The Listener
Ruth wasn't special. By that logic, no one was. Best to think everything was ordinary, explainable. That's what her better self told her, if she ever entertained the notion that she was an empathetic sponge. All her life people confessed personal things to her, spilled out their sorrows at bus stops, motor vehicle waiting rooms, doctor's offices.
The fastest confession ever was the stranger at the baby shower. Between each gift the stranger shared different details of her daughter's death. The woman said she had her tubes tied too soon. People's sadness broke Ruth's heart, exhausted her. It was a grim honor, an excruciating honor.
There was nothing to do but listen and care, care so much people's problems started solving themselves in her brain, until one day, somebody stopped talking about themselves and asked, "Hey, what about You? What are you thinking?"
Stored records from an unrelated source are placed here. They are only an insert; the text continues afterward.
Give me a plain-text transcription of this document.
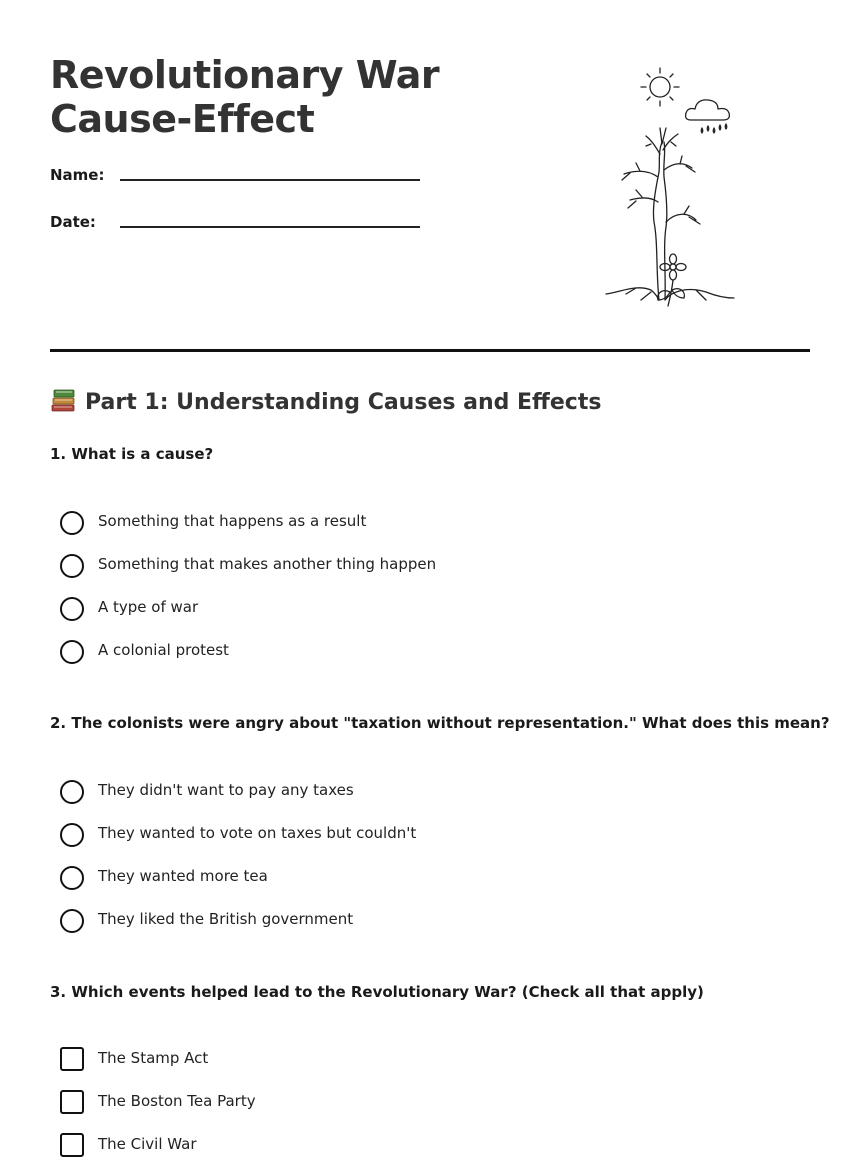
Revolutionary War
Cause-Effect
Name:
Date:
Part 1: Understanding Causes and Effects

1. What is a cause?

Something that happens as a result
Something that makes another thing happen
A type of war
A colonial protest

2. The colonists were angry about "taxation without representation." What does this mean?

They didn't want to pay any taxes
They wanted to vote on taxes but couldn't
They wanted more tea
They liked the British government

3. Which events helped lead to the Revolutionary War? (Check all that apply)

The Stamp Act
The Boston Tea Party
The Civil War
Ruth was shocked. Should she actually say?
"Well, I was thinking about elephants somewhere weeping
Over their dead friends, graveyard grey skins
Flapping on arched rib cages like cathedral ceilings against the sky.
Then I thought about Cadmium mercury particulates
moistening each twisted leaf of
What is left on the mutated trees.
Rivers of orange, in the mountans,
Ocean Fukushima wave on the beach
--Starfish melting into the oblivion of world commerce.
Then I thought about the city and how it towers Magnificently
But only for the top feeders
In the shadow of their
Elegant glass studded investments
Where white collared criminals
Recline in the safety
of what they think they earned. . .
And then I was thinking in quantum wonderment
if time went backwards could we change all this?"
Ruth finally paused. The person had a glazed look.
"I'm sorry," she said. "We were talking about you."